Hai orang-orang yang beriman, belanjakanlah (di jalan Allah) sebagian rezeki yang telah Kami berikan kepadamu.
(Q.S. Al-Baqarah [2]: 254)

Dan firman Nya:

Hai orang yang beriman, nafkahkanlah (di jalan Allah) sebagian dari hasil usahamu yang baik-baik.
(Q.S. Al-Baqarah [2]: 267)

Tafsir al-Misbah
Oleh Muhammad Quraish Shihab:

Juga bagi orang-orang yang memenuhi seruan Sang Pencipta dan Pemelihara mereka, selalu mengerjakan salat, selalu menyelesaikan urusan mereka dengan jalan musyawarah demi tegaknya keadilan di tengah masyarakat dan menghindari otoritas pribadi atau kelompok, dan membelanjakan sebagian harta yang dikaruniakan oleh Allah di jalan kebaikan.

Tafsir al-Jalalain
Oleh Jalaluddin al-Mahalli & Jalaluddin as-Suyuthi:

(Dan bagi orang-orang yang menerima seruan Rabbnya) yang mematuhi apa yang diserukan Rabbnya yaitu, mentauhidkan-Nya dan menyembah-Nya (dan mendirikan salat) memeliharanya (sedangkan urusan mereka) yang berkenaan dengan diri mereka (mereka putuskan di antara mereka dengan musyawarah) memutuskannya secara musyawarah dan tidak tergesa-gesa dalam memutuskannya (dan sebagian dari apa yang Kami rezekikan kepada mereka) atau sebagian dari apa yang Kami berikan kepada mereka (mereka menafkahkannya) untuk jalan ketaatan kepada Allah.

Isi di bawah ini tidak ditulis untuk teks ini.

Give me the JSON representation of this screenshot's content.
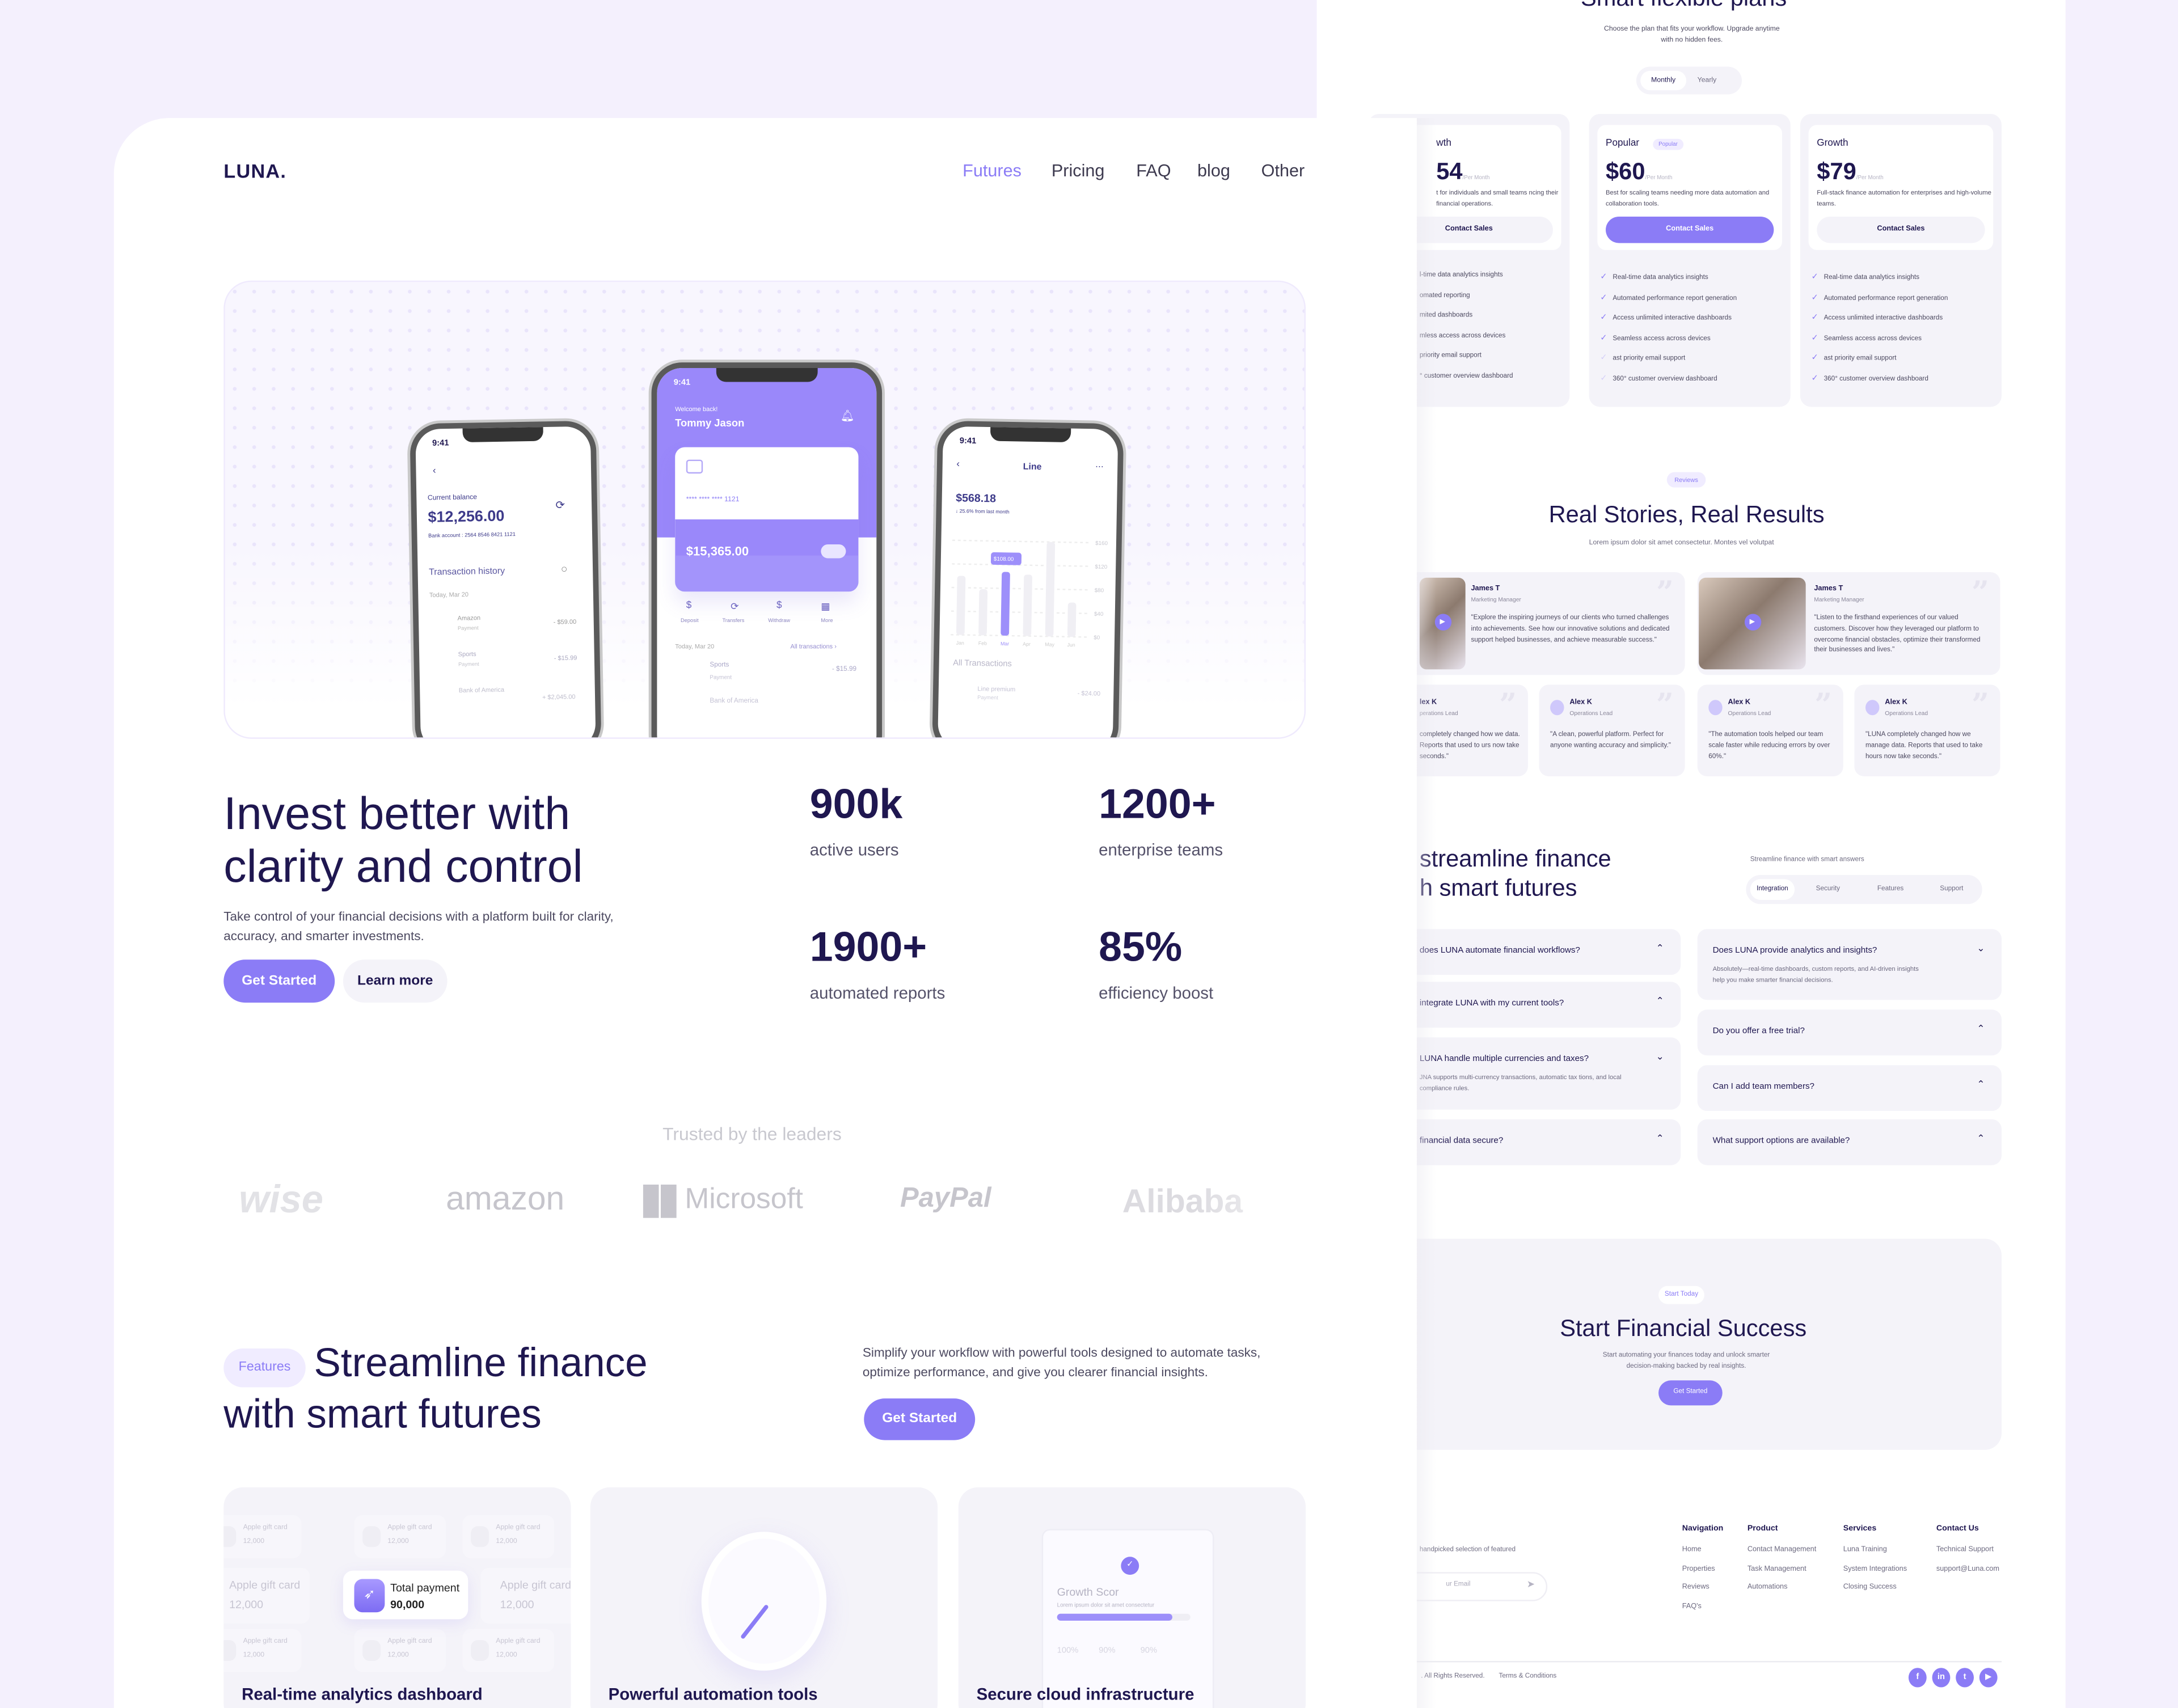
{
  "colors": {
    "accent": "#8b7cf6",
    "navy": "#1f1750",
    "background": "#f4f0fd",
    "card": "#f4f3f9"
  },
  "nav": {
    "logo": "LUNA.",
    "items": [
      {
        "label": "Futures",
        "active": true
      },
      {
        "label": "Pricing"
      },
      {
        "label": "FAQ"
      },
      {
        "label": "blog"
      },
      {
        "label": "Other"
      }
    ]
  },
  "phones": {
    "left": {
      "time": "9:41",
      "balance_label": "Current balance",
      "balance": "$12,256.00",
      "bank_account": "Bank account : 2564  8546  8421  1121",
      "history_title": "Transaction history",
      "date": "Today, Mar 20",
      "transactions": [
        {
          "name": "Amazon",
          "type": "Payment",
          "amount": "- $59.00"
        },
        {
          "name": "Sports",
          "type": "Payment",
          "amount": "- $15.99"
        },
        {
          "name": "Bank of America",
          "amount": "+ $2,045.00"
        }
      ]
    },
    "center": {
      "time": "9:41",
      "greeting": "Welcome back!",
      "name": "Tommy Jason",
      "card_number": "****  ****  ****  1121",
      "card_balance": "$15,365.00",
      "actions": [
        "Deposit",
        "Transfers",
        "Withdraw",
        "More"
      ],
      "date": "Today, Mar 20",
      "all_link": "All transactions  ›",
      "transactions": [
        {
          "name": "Sports",
          "type": "Payment",
          "amount": "- $15.99"
        },
        {
          "name": "Bank of America"
        }
      ]
    },
    "right": {
      "time": "9:41",
      "title": "Line",
      "amount": "$568.18",
      "change": "↓ 25.6%  from last month",
      "tooltip": "$108.00",
      "y_ticks": [
        "$160",
        "$120",
        "$80",
        "$40",
        "$0"
      ],
      "months": [
        "Jan",
        "Feb",
        "Mar",
        "Apr",
        "May",
        "Jun"
      ],
      "bar_values": [
        100,
        78,
        108,
        104,
        160,
        58
      ],
      "highlight_month": "Mar",
      "ymax": 160,
      "all_title": "All Transactions",
      "row": {
        "name": "Line premium",
        "type": "Payment",
        "amount": "- $24.00"
      }
    }
  },
  "hero": {
    "title_line1": "Invest better with",
    "title_line2": "clarity and control",
    "description": "Take control of your financial decisions with a platform built for clarity, accuracy, and smarter investments.",
    "primary_cta": "Get Started",
    "secondary_cta": "Learn more",
    "stats": [
      {
        "value": "900k",
        "label": "active users"
      },
      {
        "value": "1200+",
        "label": "enterprise teams"
      },
      {
        "value": "1900+",
        "label": "automated reports"
      },
      {
        "value": "85%",
        "label": "efficiency boost"
      }
    ]
  },
  "trusted": {
    "title": "Trusted by the leaders",
    "logos": [
      "wise",
      "amazon",
      "Microsoft",
      "PayPal",
      "Alibaba"
    ]
  },
  "features": {
    "badge": "Features",
    "title_line1": "Streamline finance",
    "title_line2": "with smart futures",
    "description": "Simplify your workflow with powerful tools designed to automate tasks, optimize performance, and give you clearer financial insights.",
    "cta": "Get Started",
    "cards": [
      {
        "title": "Real-time analytics dashboard",
        "gift_label": "Apple gift card",
        "gift_value": "12,000",
        "total_label": "Total payment",
        "total_value": "90,000"
      },
      {
        "title": "Powerful automation tools"
      },
      {
        "title": "Secure cloud infrastructure",
        "score_title": "Growth Scor",
        "score_text": "Lorem ipsum dolor sit amet consectetur",
        "score_progress": 0.86,
        "percents": [
          "100%",
          "90%",
          "90%"
        ]
      }
    ]
  },
  "pricing": {
    "title": "Smart flexible plans",
    "subtitle": "Choose the plan that fits your workflow. Upgrade anytime with no hidden fees.",
    "toggle": [
      {
        "label": "Monthly",
        "active": true
      },
      {
        "label": "Yearly"
      }
    ],
    "per": "/Per Month",
    "plans": [
      {
        "name": "wth",
        "price": "54",
        "description": "t for individuals and small teams ncing their financial operations.",
        "cta": "Contact Sales",
        "features": [
          "l-time data analytics insights",
          "omated reporting",
          "mited dashboards",
          "mless access across devices",
          "priority email support",
          "° customer overview dashboard"
        ]
      },
      {
        "name": "Popular",
        "badge": "Popular",
        "price": "$60",
        "description": "Best for scaling teams needing more data automation and collaboration tools.",
        "cta": "Contact Sales",
        "features": [
          "Real-time data analytics insights",
          "Automated performance report generation",
          "Access unlimited interactive dashboards",
          "Seamless access across devices",
          "ast priority email support",
          "360° customer overview dashboard"
        ]
      },
      {
        "name": "Growth",
        "price": "$79",
        "description": "Full-stack finance automation for enterprises and high-volume teams.",
        "cta": "Contact Sales",
        "features": [
          "Real-time data analytics insights",
          "Automated performance report generation",
          "Access unlimited interactive dashboards",
          "Seamless access across devices",
          "ast priority email support",
          "360° customer overview dashboard"
        ]
      }
    ]
  },
  "reviews": {
    "badge": "Reviews",
    "title": "Real Stories, Real Results",
    "subtitle": "Lorem ipsum dolor sit amet consectetur. Montes vel volutpat",
    "featured": [
      {
        "name": "James T",
        "role": "Marketing Manager",
        "quote": "\"Explore the inspiring journeys of our clients who turned challenges into achievements. See how our innovative solutions and dedicated support helped businesses, and achieve measurable success.\""
      },
      {
        "name": "James T",
        "role": "Marketing Manager",
        "quote": "\"Listen to the firsthand experiences of our valued customers. Discover how they leveraged our platform to overcome financial obstacles, optimize their transformed their businesses and lives.\""
      }
    ],
    "small": [
      {
        "name": "lex K",
        "role": "perations Lead",
        "quote": "completely changed how we data. Reports that used to urs now take seconds.\""
      },
      {
        "name": "Alex K",
        "role": "Operations Lead",
        "quote": "\"A clean, powerful platform. Perfect for anyone wanting accuracy and simplicity.\""
      },
      {
        "name": "Alex K",
        "role": "Operations Lead",
        "quote": "\"The automation tools helped our team scale faster while reducing errors by over 60%.\""
      },
      {
        "name": "Alex K",
        "role": "Operations Lead",
        "quote": "\"LUNA completely changed how we manage data. Reports that used to take hours now take seconds.\""
      }
    ]
  },
  "faq": {
    "title_line1": "streamline finance",
    "title_line2": "h smart futures",
    "side_text": "Streamline finance with smart answers",
    "tabs": [
      {
        "label": "Integration",
        "active": true
      },
      {
        "label": "Security"
      },
      {
        "label": "Features"
      },
      {
        "label": "Support"
      }
    ],
    "left": [
      {
        "q": "does LUNA automate financial workflows?",
        "open": false
      },
      {
        "q": "integrate LUNA with my current tools?",
        "open": false
      },
      {
        "q": "LUNA handle multiple currencies and taxes?",
        "a": "JNA supports multi-currency transactions, automatic tax tions, and local compliance rules.",
        "open": true
      },
      {
        "q": "financial data secure?",
        "open": false
      }
    ],
    "right": [
      {
        "q": "Does LUNA provide analytics and insights?",
        "a": "Absolutely—real-time dashboards, custom reports, and AI-driven insights help you make smarter financial decisions.",
        "open": true
      },
      {
        "q": "Do you offer a free trial?",
        "open": false
      },
      {
        "q": "Can I add team members?",
        "open": false
      },
      {
        "q": "What support options are available?",
        "open": false
      }
    ]
  },
  "cta": {
    "badge": "Start Today",
    "title": "Start Financial Success",
    "description": "Start automating your finances today and unlock smarter decision-making backed by real insights.",
    "button": "Get Started"
  },
  "footer": {
    "tagline": "handpicked selection of featured",
    "email_placeholder": "ur Email",
    "columns": [
      {
        "title": "Navigation",
        "links": [
          "Home",
          "Properties",
          "Reviews",
          "FAQ's"
        ]
      },
      {
        "title": "Product",
        "links": [
          "Contact Management",
          "Task Management",
          "Automations"
        ]
      },
      {
        "title": "Services",
        "links": [
          "Luna Training",
          "System Integrations",
          "Closing Success"
        ]
      },
      {
        "title": "Contact Us",
        "links": [
          "Technical Support",
          "support@Luna.com"
        ]
      }
    ],
    "copyright": ". All Rights Reserved.",
    "terms": "Terms & Conditions",
    "social": [
      "facebook-icon",
      "linkedin-icon",
      "twitter-icon",
      "youtube-icon"
    ]
  }
}
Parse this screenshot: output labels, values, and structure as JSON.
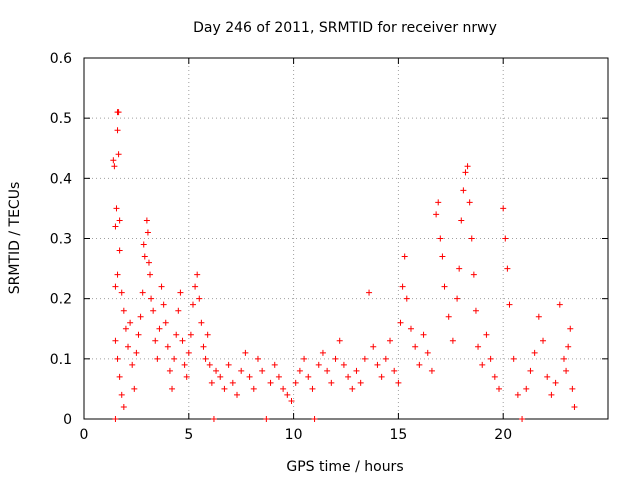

Dan orang-orang yang telah disebutkan tadi merupakan suatu golongan kemudian golongan yang lainnya ialah,

Tafsir Ibnu Katsir
Oleh Ismail bin Umar Al-Quraisyi bin Katsir Al-Bashri Ad-Dimasyqi:

Firman Allah subhanahu wa ta’ala:

Dan (bagi) orang-orang yang menerima (mematuhi) seruan Tuhannya.
(Q.S. Asy Shyuura [42]: 38)

Yakni mereka mengikuti rasul-rasul Allah dan taat kepada perintah-perintah-Nya serta menjauhi larangan-larangan-Nya.

dan mendirikan salat.
(Q.S. Asy Shyuura [42]: 38)

Salat adalah ibadah yang paling besar.

sedangkan urusan mereka (diputuskan) dengan musyawarah antara mereka.
(Q.S. Asy Shyuura [42]: 38)

Artinya, mereka tidak pernah memutuskan sesuatu urusan melainkan terlebih dahulu mereka musyawarahkannya di antara sesamanya agar masing-masing dari mereka mengemukakan pendapatnya.
Seperti dalam menghadapi urusan perang dan lain sebagainya yang penting, sebagaimana yang disebutkan dalam ayat lain melalui firman-Nya:

dan bermusyawarahlah dengan mereka dalam urusan itu.
(Q.S. Ali ‘Imran [3]: 159) hingga akhir ayat.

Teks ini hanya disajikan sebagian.